Contrairement à ce qui s’est passé en 2016, cette fois la Commission Ursula von der Leyen a préparé un arsenal complet pour répondre à toute décision de Trump en matière commerciale « dès la première minute », comme le confirment des sources européennes à EL ESPAÑOL-Invertia. UN liste des petits accords que Bruxelles Il proposera au candidat républicain, mais aussi une liste de produits américains à frapper là où cela fera le plus de dégâts si le candidat républicain n’écoute pas raison et continue avec ses tarifs douaniers. Il s’agit de se préparer au meilleur et au pire.
Cependant, le plus grand risque posé par le retour de Trump à la Maison Blanche est l’aggravation des divisions internes au sein de l’UE. En 2020, Les dirigeants européens ont réussi à parler d’une seule voix pour reconnaître la victoire de Bidenau moment même où le candidat républicain remettait en question les résultats des élections. Le seul à prendre ses distances était le populiste slovène Janez Jansaqui a tweeté qu’il était « assez clair » que Trump avait gagné avant même la proclamation des résultats officiels.
Cette fois, les fractures sont bien plus visibles avant même l’ouverture des élections, en raison du rôle stellaire d’Orbán. La grande inconnue est la réaction du Premier ministre italien. Giorgia Meloniqui s’est jusqu’à présent aligné sur la position officielle de l’UE sur des questions fondamentales comme l’Ukraine, mais qui entretient en même temps des liens étroits avec la galaxie Trump, comme en témoigne sa récente rencontre avec Elon Musk.
En campagne, Meloni il a évité de soutenir expressément le candidat républicain. Sa ligne officielle était que les relations entre l’Italie et les États-Unis sont très solides et que son gouvernement continuera à travailler avec l’administration de Washington, quel que soit le nouveau président. Il prend ainsi ses distances avec son partenaire gouvernemental, Matteo Salvinisur lequel je parie publiquement sur Trump. Cependant, l’équipe de Meloni a laissé entendre en privé qu’elle aspire à devenir un « interlocuteur privilégié » et un « pont » entre l’UE et, en cas de victoire du candidat républicain.

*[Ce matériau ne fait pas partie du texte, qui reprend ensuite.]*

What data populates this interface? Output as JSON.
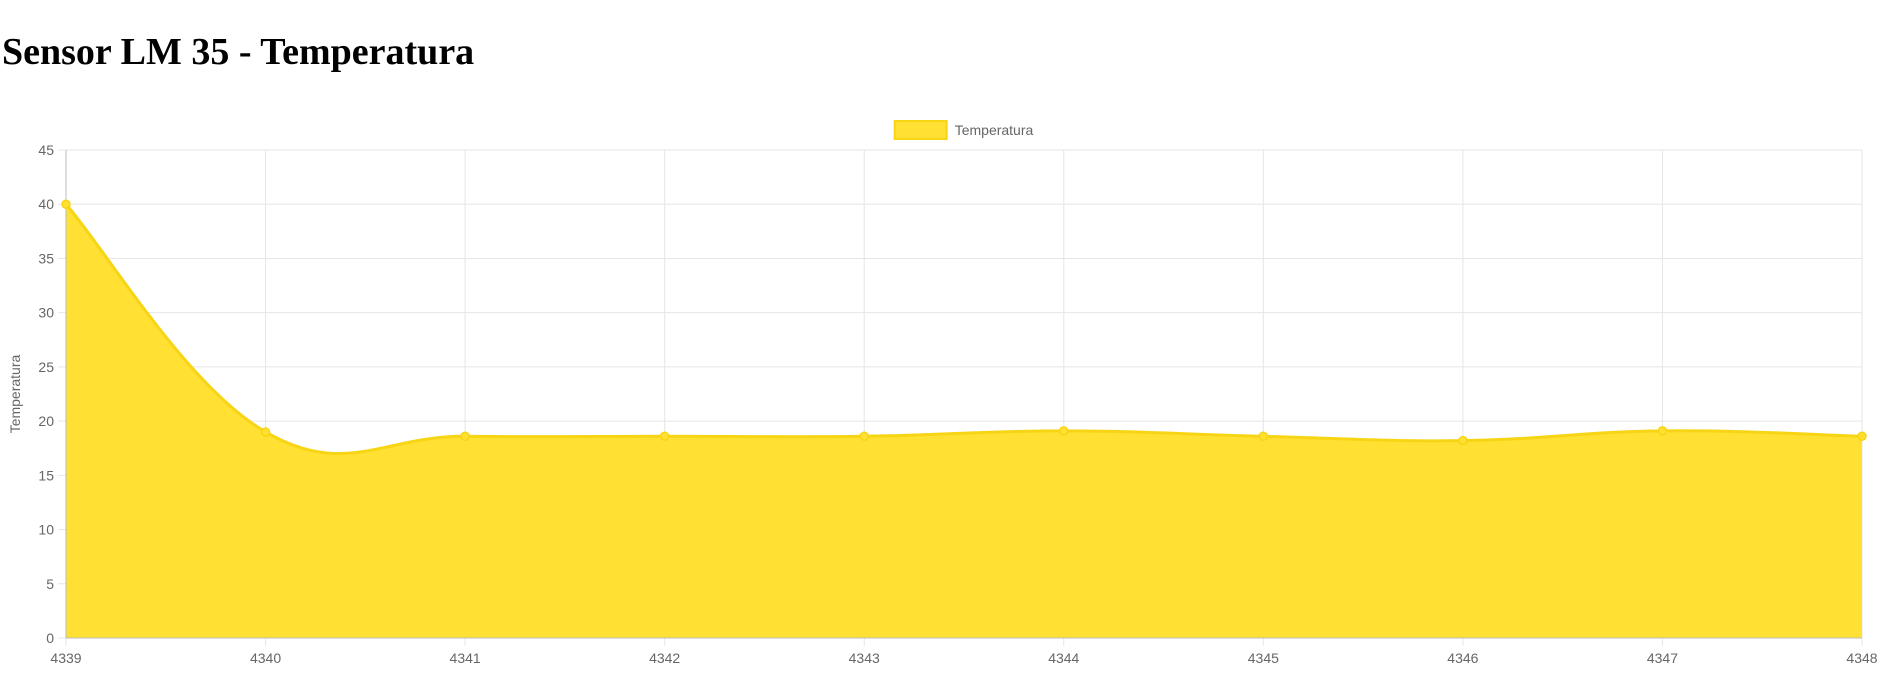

Toutes ces tensions internes seront mises en scène dans le sommet informel des chefs d’État et de gouvernement de l’UE qui a lieu ce vendredi à Budapest. C’est la première occasion pour les dirigeants européens de réagir collectivement au résultat des élections aux États-Unis. Une réunion dont l’hôte est précisément Orbán – puisque la Hongrie assure la présidence actuelle – et au cours de laquelle, en fonction des résultats, le conflit pourrait éclater ouvertement.